Opini
Pemilu Suriah: Legitimasi Palsu, Luka Kian Dalam

Langit Suriah mungkin tampak sama seperti kemarin: kelabu, penuh debu, dan tak memberi janji apa-apa selain kesunyian yang mencekik. Namun di balik kabut asap dan reruntuhan, ada sebuah ironi yang tak kalah menyesakkan. Di negeri yang pernah jadi pusat peradaban, pemilu kini hanya terdengar sebagai sandiwara murahan. Kursi-kursi parlemen dipertaruhkan seolah permainan catur, padahal papan catur itu sendiri sudah retak dan sebagian bidak hilang. Dan kita diminta percaya bahwa ini adalah demokrasi? Saya rasa, lebih tepat menyebutnya parodi.
Keputusan Komite Pemilu Tertinggi menunda pemungutan suara di Suwayda, Hasakah, dan Raqqa mungkin terdengar rasional jika semata-mata kita memandangnya dari kacamata keamanan. “Situasi tidak kondusif,” begitu alasan mereka. Tapi mari jujur: ini bukan sekadar soal keamanan, melainkan pengakuan telanjang bahwa Damaskus tak punya kuasa atas wilayah itu. Bagaimana mungkin sebuah pemilu yang disebut “nasional” diselenggarakan, jika seperempat negara bahkan tak mengakui pemerintah pusat? Bukankah itu ibarat menggelar pesta pernikahan tanpa pengantin, lalu memaksa tamu percaya bahwa acara tetap sah?

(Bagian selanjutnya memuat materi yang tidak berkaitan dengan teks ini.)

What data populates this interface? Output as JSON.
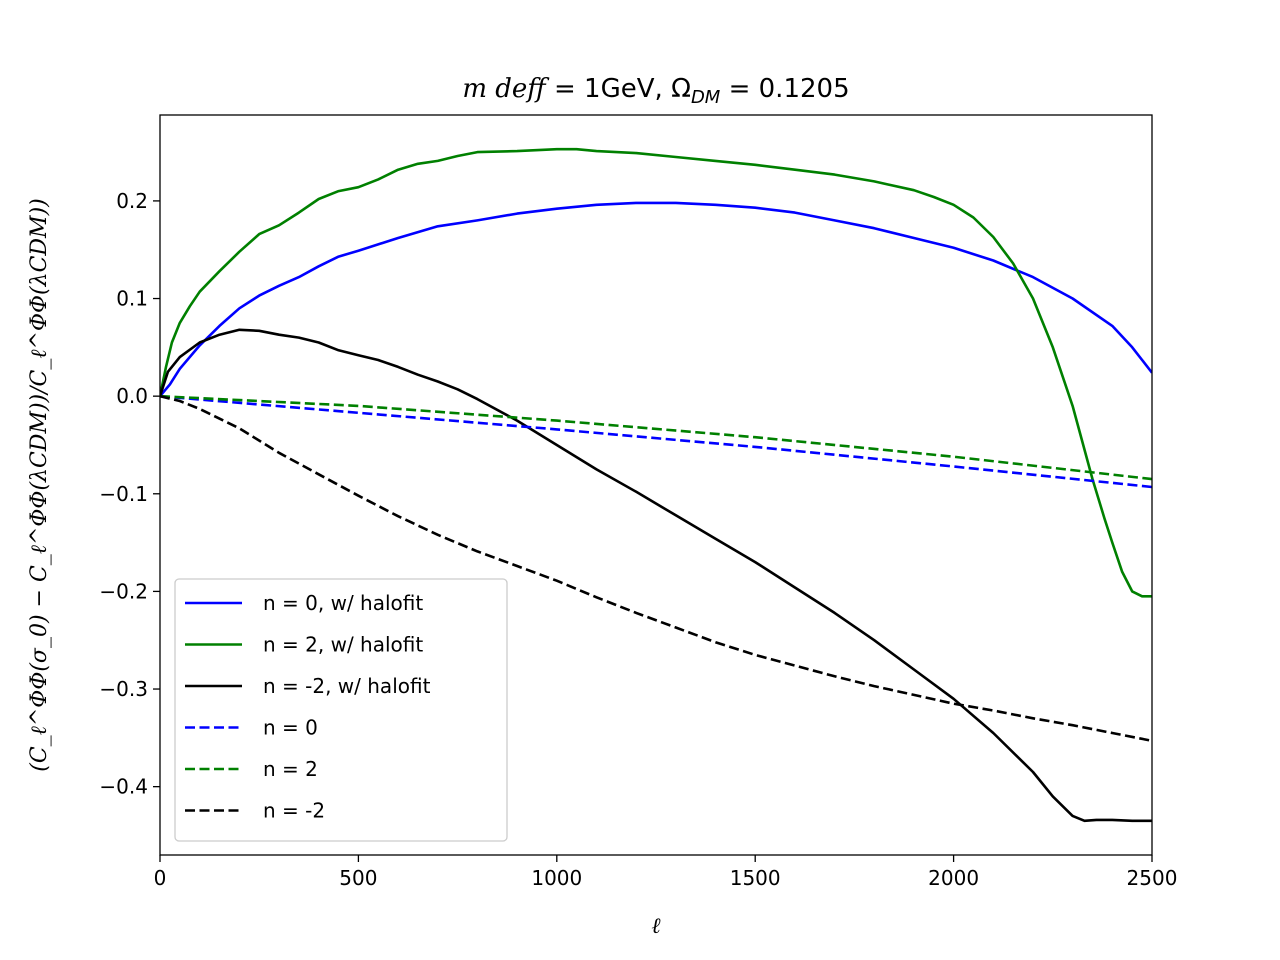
{
  "chart_data": {
    "type": "line",
    "title": "m deff = 1GeV, Ω_DM = 0.1205",
    "title_parts": {
      "lhs": "m deff",
      "eq": " = 1GeV, ",
      "omega": "Ω",
      "sub": "DM",
      "rhs": " = 0.1205"
    },
    "xlabel": "ℓ",
    "ylabel": "(C_ℓ^ΦΦ(σ_0) − C_ℓ^ΦΦ(λCDM))/C_ℓ^ΦΦ(λCDM))",
    "xlim": [
      0,
      2500
    ],
    "ylim": [
      -0.47,
      0.288
    ],
    "xticks": [
      0,
      500,
      1000,
      1500,
      2000,
      2500
    ],
    "xtick_labels": [
      "0",
      "500",
      "1000",
      "1500",
      "2000",
      "2500"
    ],
    "yticks": [
      -0.4,
      -0.3,
      -0.2,
      -0.1,
      0.0,
      0.1,
      0.2
    ],
    "ytick_labels": [
      "−0.4",
      "−0.3",
      "−0.2",
      "−0.1",
      "0.0",
      "0.1",
      "0.2"
    ],
    "grid": false,
    "legend_position": "lower-left",
    "series": [
      {
        "name": "n = 0, w/ halofit",
        "color": "#0000ff",
        "dash": "solid",
        "x": [
          0,
          25,
          50,
          100,
          150,
          200,
          250,
          300,
          350,
          400,
          450,
          500,
          600,
          700,
          800,
          900,
          1000,
          1100,
          1200,
          1300,
          1400,
          1500,
          1600,
          1700,
          1800,
          1900,
          2000,
          2100,
          2200,
          2300,
          2400,
          2450,
          2500
        ],
        "y": [
          0.0,
          0.012,
          0.028,
          0.052,
          0.072,
          0.09,
          0.103,
          0.113,
          0.122,
          0.133,
          0.143,
          0.149,
          0.162,
          0.174,
          0.18,
          0.187,
          0.192,
          0.196,
          0.198,
          0.198,
          0.196,
          0.193,
          0.188,
          0.18,
          0.172,
          0.162,
          0.152,
          0.139,
          0.122,
          0.1,
          0.072,
          0.05,
          0.024
        ]
      },
      {
        "name": "n = 2, w/ halofit",
        "color": "#008000",
        "dash": "solid",
        "x": [
          0,
          15,
          30,
          50,
          75,
          100,
          150,
          200,
          250,
          300,
          350,
          400,
          450,
          500,
          550,
          600,
          650,
          700,
          750,
          800,
          900,
          1000,
          1050,
          1100,
          1200,
          1300,
          1400,
          1500,
          1600,
          1700,
          1800,
          1900,
          1950,
          2000,
          2050,
          2100,
          2150,
          2200,
          2250,
          2300,
          2350,
          2380,
          2400,
          2425,
          2450,
          2475,
          2500
        ],
        "y": [
          0.0,
          0.03,
          0.055,
          0.075,
          0.092,
          0.107,
          0.128,
          0.148,
          0.166,
          0.175,
          0.188,
          0.202,
          0.21,
          0.214,
          0.222,
          0.232,
          0.238,
          0.241,
          0.246,
          0.25,
          0.251,
          0.253,
          0.253,
          0.251,
          0.249,
          0.245,
          0.241,
          0.237,
          0.232,
          0.227,
          0.22,
          0.211,
          0.204,
          0.196,
          0.183,
          0.163,
          0.136,
          0.1,
          0.05,
          -0.01,
          -0.085,
          -0.125,
          -0.15,
          -0.18,
          -0.2,
          -0.205,
          -0.205
        ]
      },
      {
        "name": "n = -2, w/ halofit",
        "color": "#000000",
        "dash": "solid",
        "x": [
          0,
          20,
          50,
          100,
          150,
          200,
          250,
          300,
          350,
          400,
          450,
          500,
          550,
          600,
          650,
          700,
          750,
          800,
          900,
          1000,
          1100,
          1200,
          1300,
          1400,
          1500,
          1600,
          1700,
          1800,
          1900,
          2000,
          2100,
          2200,
          2250,
          2300,
          2330,
          2360,
          2400,
          2450,
          2500
        ],
        "y": [
          0.0,
          0.025,
          0.04,
          0.055,
          0.063,
          0.068,
          0.067,
          0.063,
          0.06,
          0.055,
          0.047,
          0.042,
          0.037,
          0.03,
          0.022,
          0.015,
          0.007,
          -0.003,
          -0.025,
          -0.05,
          -0.075,
          -0.098,
          -0.122,
          -0.146,
          -0.17,
          -0.196,
          -0.222,
          -0.25,
          -0.28,
          -0.31,
          -0.345,
          -0.385,
          -0.41,
          -0.43,
          -0.435,
          -0.434,
          -0.434,
          -0.435,
          -0.435
        ]
      },
      {
        "name": "n = 0",
        "color": "#0000ff",
        "dash": "dashed",
        "x": [
          0,
          500,
          1000,
          1500,
          2000,
          2500
        ],
        "y": [
          0.0,
          -0.017,
          -0.034,
          -0.052,
          -0.072,
          -0.093
        ]
      },
      {
        "name": "n = 2",
        "color": "#008000",
        "dash": "dashed",
        "x": [
          0,
          500,
          1000,
          1500,
          2000,
          2500
        ],
        "y": [
          0.0,
          -0.01,
          -0.025,
          -0.042,
          -0.062,
          -0.085
        ]
      },
      {
        "name": "n = -2",
        "color": "#000000",
        "dash": "dashed",
        "x": [
          0,
          50,
          100,
          200,
          300,
          400,
          500,
          600,
          700,
          800,
          900,
          1000,
          1100,
          1200,
          1300,
          1400,
          1500,
          1600,
          1700,
          1800,
          1900,
          2000,
          2100,
          2200,
          2300,
          2400,
          2500
        ],
        "y": [
          0.0,
          -0.005,
          -0.013,
          -0.033,
          -0.058,
          -0.08,
          -0.102,
          -0.123,
          -0.142,
          -0.159,
          -0.174,
          -0.189,
          -0.206,
          -0.222,
          -0.237,
          -0.252,
          -0.265,
          -0.276,
          -0.287,
          -0.297,
          -0.306,
          -0.315,
          -0.322,
          -0.33,
          -0.337,
          -0.345,
          -0.353
        ]
      }
    ]
  }
}
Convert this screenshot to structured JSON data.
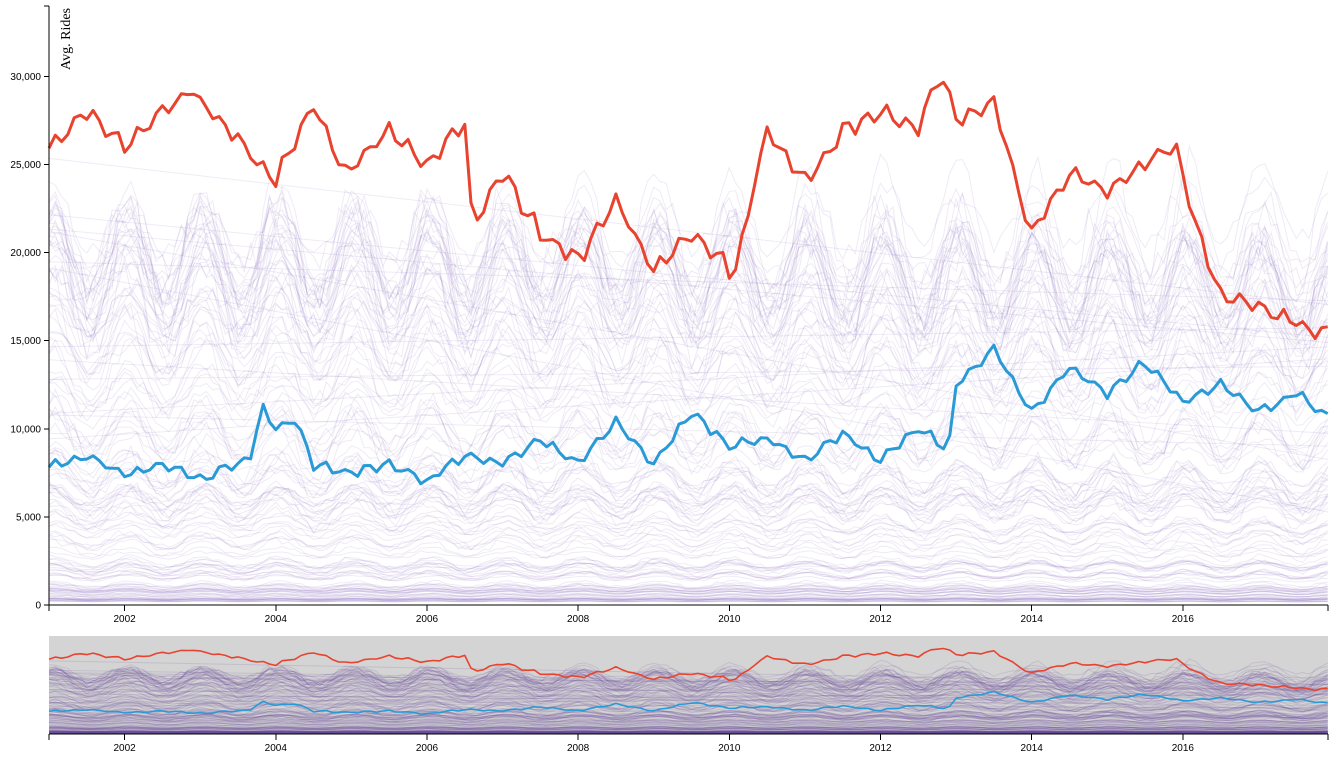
{
  "chart_data": [
    {
      "type": "line",
      "role": "focus",
      "ylabel": "Avg. Rides",
      "xlabel": "",
      "xlim": [
        2001.0,
        2017.92
      ],
      "ylim": [
        0,
        34000
      ],
      "y_ticks": [
        0,
        5000,
        10000,
        15000,
        20000,
        25000,
        30000
      ],
      "y_tick_labels": [
        "0",
        "5,000",
        "10,000",
        "15,000",
        "20,000",
        "25,000",
        "30,000"
      ],
      "x_ticks": [
        2002,
        2004,
        2006,
        2008,
        2010,
        2012,
        2014,
        2016
      ],
      "x_tick_labels": [
        "2002",
        "2004",
        "2006",
        "2008",
        "2010",
        "2012",
        "2014",
        "2016"
      ],
      "grid": false,
      "background_series_count": 140,
      "background_series_color": "#7b5bb5",
      "series": [
        {
          "color": "#e8432e",
          "x": [
            2001.0,
            2001.5,
            2002.0,
            2002.5,
            2002.85,
            2003.5,
            2004.0,
            2004.5,
            2004.9,
            2005.5,
            2006.0,
            2006.5,
            2006.6,
            2007.0,
            2007.5,
            2008.0,
            2008.5,
            2009.0,
            2009.5,
            2009.95,
            2010.05,
            2010.5,
            2011.0,
            2011.5,
            2012.0,
            2012.5,
            2012.8,
            2013.0,
            2013.5,
            2014.0,
            2014.5,
            2015.0,
            2015.5,
            2015.9,
            2016.0,
            2016.5,
            2017.0,
            2017.5,
            2017.92
          ],
          "y": [
            26000,
            28000,
            26000,
            28000,
            29300,
            26500,
            24000,
            28500,
            24500,
            27000,
            25000,
            27500,
            21500,
            24500,
            21000,
            19500,
            23000,
            19000,
            21000,
            19500,
            18500,
            27000,
            24000,
            27000,
            28000,
            27000,
            30300,
            27500,
            28500,
            21000,
            24500,
            23500,
            25000,
            26200,
            24000,
            17500,
            17000,
            16000,
            15500
          ]
        },
        {
          "color": "#2a9ad6",
          "x": [
            2001.0,
            2001.5,
            2002.0,
            2002.5,
            2003.0,
            2003.5,
            2003.7,
            2003.8,
            2004.0,
            2004.25,
            2004.5,
            2005.0,
            2005.5,
            2006.0,
            2006.5,
            2007.0,
            2007.5,
            2008.0,
            2008.5,
            2009.0,
            2009.5,
            2010.0,
            2010.5,
            2011.0,
            2011.5,
            2012.0,
            2012.5,
            2012.9,
            2013.0,
            2013.5,
            2014.0,
            2014.5,
            2015.0,
            2015.5,
            2016.0,
            2016.5,
            2017.0,
            2017.5,
            2017.92
          ],
          "y": [
            7800,
            8500,
            7500,
            8000,
            7200,
            8000,
            8600,
            11500,
            10000,
            10500,
            8000,
            7500,
            8000,
            7000,
            8500,
            8000,
            9500,
            8000,
            10500,
            8000,
            11000,
            9000,
            9500,
            8200,
            9800,
            8200,
            10000,
            8800,
            12500,
            14500,
            11000,
            13500,
            12000,
            13800,
            11500,
            12500,
            11000,
            12000,
            10700
          ]
        }
      ]
    },
    {
      "type": "line",
      "role": "context",
      "xlim": [
        2001.0,
        2017.92
      ],
      "x_ticks": [
        2002,
        2004,
        2006,
        2008,
        2010,
        2012,
        2014,
        2016
      ],
      "x_tick_labels": [
        "2002",
        "2004",
        "2006",
        "2008",
        "2010",
        "2012",
        "2014",
        "2016"
      ],
      "brush_background": "#d4d4d4",
      "series": [
        {
          "color": "#e8432e"
        },
        {
          "color": "#2a9ad6"
        }
      ]
    }
  ]
}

Lebih getir lagi ketika kita melihat siapa sebenarnya yang memimpin negara ini. Ahmad al-Sharaa, mantan komandan ISIS, kini duduk di kursi presiden setelah menggulingkan Bashar al-Assad. Dunia terbalik: orang yang dulu ditakuti karena memimpin barisan ekstremis, kini berlagak sebagai negarawan yang berbicara tentang integritas dan “persatuan nasional.” Apakah sejarah sedang bercanda? Ataukah memang inilah wajah baru politik kita: bekas algojo kini mengklaim dirinya penyelamat? Ironi semacam ini sulit dicerna, namun di Suriah, absurditas sudah jadi menu sehari-hari.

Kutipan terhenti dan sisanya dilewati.